Hi Tom, Rugxulo et al,

To comment on the underlying performance bottleneck:

For FAT32 drives, the FAT itself is huge. Which means it takes
time to process it, for example to find out how many clusters
are free. It actually comes with a filesystem info sector with
places where you can store that count, so you do not have to
browse the whole FAT each time you want to know. You can also
keep the value in RAM, of course.

The problem is that if you do not trust the FSinfo data, you
have to read the whole FAT (either during boot or) when the
first app calls the API which tells how much free space you
currently have on some FAT drive.

This will take a long time, and in particular if you do not
have a large enough cache loaded at that moment, it will not
even have the side-effect of caching the FAT for whatever you
want to do with the FAT later, for example growing a file etc.

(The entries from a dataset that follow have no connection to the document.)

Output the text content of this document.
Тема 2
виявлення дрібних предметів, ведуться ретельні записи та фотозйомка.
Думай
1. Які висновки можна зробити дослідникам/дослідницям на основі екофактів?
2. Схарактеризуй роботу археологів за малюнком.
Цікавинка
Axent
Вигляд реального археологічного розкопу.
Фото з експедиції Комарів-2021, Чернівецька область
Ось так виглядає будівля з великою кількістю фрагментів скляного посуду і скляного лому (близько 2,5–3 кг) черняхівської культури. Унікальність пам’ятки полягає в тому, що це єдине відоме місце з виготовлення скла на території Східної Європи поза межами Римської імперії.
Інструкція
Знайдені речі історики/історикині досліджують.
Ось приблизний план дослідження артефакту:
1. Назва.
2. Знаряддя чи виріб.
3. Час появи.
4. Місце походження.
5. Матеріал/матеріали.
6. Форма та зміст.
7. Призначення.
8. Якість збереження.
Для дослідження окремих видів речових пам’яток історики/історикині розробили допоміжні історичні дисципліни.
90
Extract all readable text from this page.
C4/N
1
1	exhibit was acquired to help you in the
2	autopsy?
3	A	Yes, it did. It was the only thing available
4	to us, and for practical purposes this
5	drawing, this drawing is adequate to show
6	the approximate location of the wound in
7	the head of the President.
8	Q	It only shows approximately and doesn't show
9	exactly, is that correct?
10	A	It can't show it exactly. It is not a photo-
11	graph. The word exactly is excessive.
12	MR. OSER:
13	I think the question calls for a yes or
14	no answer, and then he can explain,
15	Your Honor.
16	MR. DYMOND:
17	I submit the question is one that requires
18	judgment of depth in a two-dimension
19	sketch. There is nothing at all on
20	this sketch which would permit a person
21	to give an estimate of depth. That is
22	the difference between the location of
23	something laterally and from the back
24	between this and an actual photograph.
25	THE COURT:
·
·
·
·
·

Given how unpleasant all of this is for performance, you might
understand why Win9x keeps a copy of the whole FAT in RAM :-p

Which in turn made Win9x unable to work with FAT32 drives if
they have too many clusters in relation to RAM size, I think.

Either way, you cannot have 8086 compatibility, FAT32 drives
and good performance at the same time. Just pick your pain ;-)

As said, if you can delay the big counting of free clusters
until you have loaded a cache, preferably one with read-ahead
to compensate for DOS only looking at one FAT sector at a time,
then you can reduce the pain. IF you have 386+ and much RAM.

Doesn't FAT32 already keep the amount of free space stored somewhere?

No, And for a good reason.
DOS crashes regularily, with no opportunity to write back
this number to the disk before shutting down.

That is why Windows keeps a flag on whether you have properly
closed (unmounted) a drive. If you have, it can still trust
the FSinfo data to some degree. DOS could do something similar.

If I remember correctly (from dosfsck) the flag is stored in
the 0th entry of one of the FAT copies, or the FSinfo sector?

No slow calculation at bootup needed.

This is not at bootup, but at the first time
"free disk space" is requested.

Which is typically when you first use DIR after boot, I guess.